Par courrier du 02 décembre 2020, M. [V] [E] a été convoqué à un entretien préalable au licenciement fixé au 11 décembre 2020, avec notification de sa mise à pied à titre conservatoire.
Une seconde convocation lui a été adressée par courrier du 11 décembre 2020 en raison de son indisponibilité, pour un entretien préalable au licenciement fixé au 18 décembre 2020 avec la poursuite de la mise à pied à titre conservatoire.
Par courrier du 23 décembre 2020, M. [V] [E] a été licencié pour faute grave.
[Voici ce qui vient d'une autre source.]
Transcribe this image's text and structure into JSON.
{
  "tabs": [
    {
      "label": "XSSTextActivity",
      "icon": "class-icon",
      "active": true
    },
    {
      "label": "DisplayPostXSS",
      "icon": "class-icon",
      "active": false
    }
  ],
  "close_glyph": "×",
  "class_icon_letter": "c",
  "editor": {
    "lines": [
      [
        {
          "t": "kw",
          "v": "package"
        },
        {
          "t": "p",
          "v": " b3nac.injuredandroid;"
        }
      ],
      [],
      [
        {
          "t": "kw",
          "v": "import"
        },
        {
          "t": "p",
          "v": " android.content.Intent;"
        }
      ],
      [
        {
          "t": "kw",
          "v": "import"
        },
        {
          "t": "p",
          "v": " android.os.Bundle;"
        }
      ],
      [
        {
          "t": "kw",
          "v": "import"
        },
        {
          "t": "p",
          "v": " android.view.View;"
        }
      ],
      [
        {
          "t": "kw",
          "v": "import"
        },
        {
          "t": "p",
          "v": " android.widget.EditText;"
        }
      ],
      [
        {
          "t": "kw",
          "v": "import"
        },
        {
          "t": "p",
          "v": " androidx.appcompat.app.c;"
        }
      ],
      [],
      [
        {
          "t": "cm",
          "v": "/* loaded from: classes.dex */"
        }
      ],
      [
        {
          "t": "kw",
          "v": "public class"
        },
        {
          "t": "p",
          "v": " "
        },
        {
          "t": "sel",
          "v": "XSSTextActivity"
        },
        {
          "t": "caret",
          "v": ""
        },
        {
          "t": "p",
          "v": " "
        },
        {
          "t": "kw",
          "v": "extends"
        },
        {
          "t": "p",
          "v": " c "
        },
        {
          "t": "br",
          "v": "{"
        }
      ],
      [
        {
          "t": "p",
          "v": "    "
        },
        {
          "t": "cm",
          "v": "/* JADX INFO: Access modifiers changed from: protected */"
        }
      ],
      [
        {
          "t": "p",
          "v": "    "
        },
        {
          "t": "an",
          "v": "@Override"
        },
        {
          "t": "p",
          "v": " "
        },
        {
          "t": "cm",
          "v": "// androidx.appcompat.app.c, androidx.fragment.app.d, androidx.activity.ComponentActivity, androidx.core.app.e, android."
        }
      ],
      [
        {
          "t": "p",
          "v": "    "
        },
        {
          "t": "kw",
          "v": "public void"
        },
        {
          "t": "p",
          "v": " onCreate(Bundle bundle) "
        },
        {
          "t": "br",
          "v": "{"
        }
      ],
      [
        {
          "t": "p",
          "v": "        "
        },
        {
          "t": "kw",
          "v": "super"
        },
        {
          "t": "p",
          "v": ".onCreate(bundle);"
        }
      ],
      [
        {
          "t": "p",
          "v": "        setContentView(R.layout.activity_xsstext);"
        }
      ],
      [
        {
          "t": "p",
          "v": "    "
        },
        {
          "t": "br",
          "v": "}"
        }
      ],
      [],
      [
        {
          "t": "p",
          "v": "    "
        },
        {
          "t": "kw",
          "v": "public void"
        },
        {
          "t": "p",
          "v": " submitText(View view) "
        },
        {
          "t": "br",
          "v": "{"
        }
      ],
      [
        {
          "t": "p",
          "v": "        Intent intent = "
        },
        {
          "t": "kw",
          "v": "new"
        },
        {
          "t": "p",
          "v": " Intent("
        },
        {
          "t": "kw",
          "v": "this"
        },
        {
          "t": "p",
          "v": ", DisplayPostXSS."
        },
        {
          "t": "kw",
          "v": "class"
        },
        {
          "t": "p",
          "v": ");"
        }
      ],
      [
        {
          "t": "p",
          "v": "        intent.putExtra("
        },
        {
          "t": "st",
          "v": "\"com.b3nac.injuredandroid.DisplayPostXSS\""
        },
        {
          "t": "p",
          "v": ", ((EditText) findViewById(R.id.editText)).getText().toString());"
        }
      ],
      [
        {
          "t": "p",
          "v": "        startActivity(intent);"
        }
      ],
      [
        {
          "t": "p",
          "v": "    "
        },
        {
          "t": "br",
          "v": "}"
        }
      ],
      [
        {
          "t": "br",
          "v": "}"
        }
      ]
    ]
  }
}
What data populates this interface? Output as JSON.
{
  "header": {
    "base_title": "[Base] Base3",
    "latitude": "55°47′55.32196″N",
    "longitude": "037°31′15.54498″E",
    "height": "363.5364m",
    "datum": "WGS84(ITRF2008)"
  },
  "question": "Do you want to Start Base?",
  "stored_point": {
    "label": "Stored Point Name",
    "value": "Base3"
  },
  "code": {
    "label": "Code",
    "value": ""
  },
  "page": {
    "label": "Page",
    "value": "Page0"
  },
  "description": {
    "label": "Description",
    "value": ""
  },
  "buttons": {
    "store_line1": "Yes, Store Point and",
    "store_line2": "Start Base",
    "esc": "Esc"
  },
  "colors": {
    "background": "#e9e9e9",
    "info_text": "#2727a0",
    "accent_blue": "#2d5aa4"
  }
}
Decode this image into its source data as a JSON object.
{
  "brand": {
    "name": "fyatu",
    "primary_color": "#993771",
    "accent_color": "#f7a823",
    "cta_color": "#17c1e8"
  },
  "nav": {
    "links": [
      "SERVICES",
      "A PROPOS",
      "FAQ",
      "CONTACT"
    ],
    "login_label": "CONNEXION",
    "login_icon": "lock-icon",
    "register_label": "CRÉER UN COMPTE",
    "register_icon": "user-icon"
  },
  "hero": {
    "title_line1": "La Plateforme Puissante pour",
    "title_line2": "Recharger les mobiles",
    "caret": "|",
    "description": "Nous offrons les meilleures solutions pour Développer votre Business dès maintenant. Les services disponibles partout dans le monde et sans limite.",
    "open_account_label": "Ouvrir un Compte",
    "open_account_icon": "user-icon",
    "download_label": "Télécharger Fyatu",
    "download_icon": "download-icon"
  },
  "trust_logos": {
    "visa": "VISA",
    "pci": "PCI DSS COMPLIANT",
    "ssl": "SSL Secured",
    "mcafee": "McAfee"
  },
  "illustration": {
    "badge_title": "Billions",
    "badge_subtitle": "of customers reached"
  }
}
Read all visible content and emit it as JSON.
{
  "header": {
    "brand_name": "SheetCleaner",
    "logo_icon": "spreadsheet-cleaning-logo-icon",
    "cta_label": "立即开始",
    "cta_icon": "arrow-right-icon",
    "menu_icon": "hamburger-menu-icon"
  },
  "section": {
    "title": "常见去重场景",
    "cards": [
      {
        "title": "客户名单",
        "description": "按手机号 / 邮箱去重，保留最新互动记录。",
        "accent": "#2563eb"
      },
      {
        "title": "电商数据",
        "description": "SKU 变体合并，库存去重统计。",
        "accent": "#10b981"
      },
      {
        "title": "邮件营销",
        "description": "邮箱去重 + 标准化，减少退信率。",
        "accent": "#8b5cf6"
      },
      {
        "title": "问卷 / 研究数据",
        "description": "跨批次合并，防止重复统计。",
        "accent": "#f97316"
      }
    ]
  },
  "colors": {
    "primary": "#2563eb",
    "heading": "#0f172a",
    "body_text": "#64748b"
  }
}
Par requête du 10 février 2021, M. [V] [E] a saisi le conseil de prud'hommes de Nancy, aux fins :
- de dire que le licenciement est sans cause réelle et sérieuse,
- de dire que la mise à pied conservatoire est injustifiée et purement vexatoire,
- de dire que la S.A.S Suez RR IWS Minerals France a manqué à son obligation de sécurité,
- de condamner la S.A.S Suez RR IWS Minerals France à lui verser les sommes suivantes :
- 16 183,21 euros au titre de l'indemnité légale de licenciement,
- 5 408,74 euros au titre de l'indemnité compensatrice de préavis, outre 540,87 euros au titre des congés payés afférents,
- 639,26 euros de rappel de salaire au titre de la mise à pied conservatoire, outre 63,93 euros au titre des congés payés afférents,
- 500,00 euros au titre de la mise à pied conservatoire vexatoire,
- 41 917,74 euros au titre des dommages intérêts pour licenciement sans cause réelle et sérieuse,
- 50,29 euros au titre du rappel de salaire pour la demi-journée du 05 octobre 2020,
- 8,61 euros au titre des frais restés impayés,
- 10 000,00 euros au titre des dommages intérêts pour manquement à son obligation de sécurité,
- 2 000,00 euros au titre de l'article 700 du code de procédure civile, outre les dépens.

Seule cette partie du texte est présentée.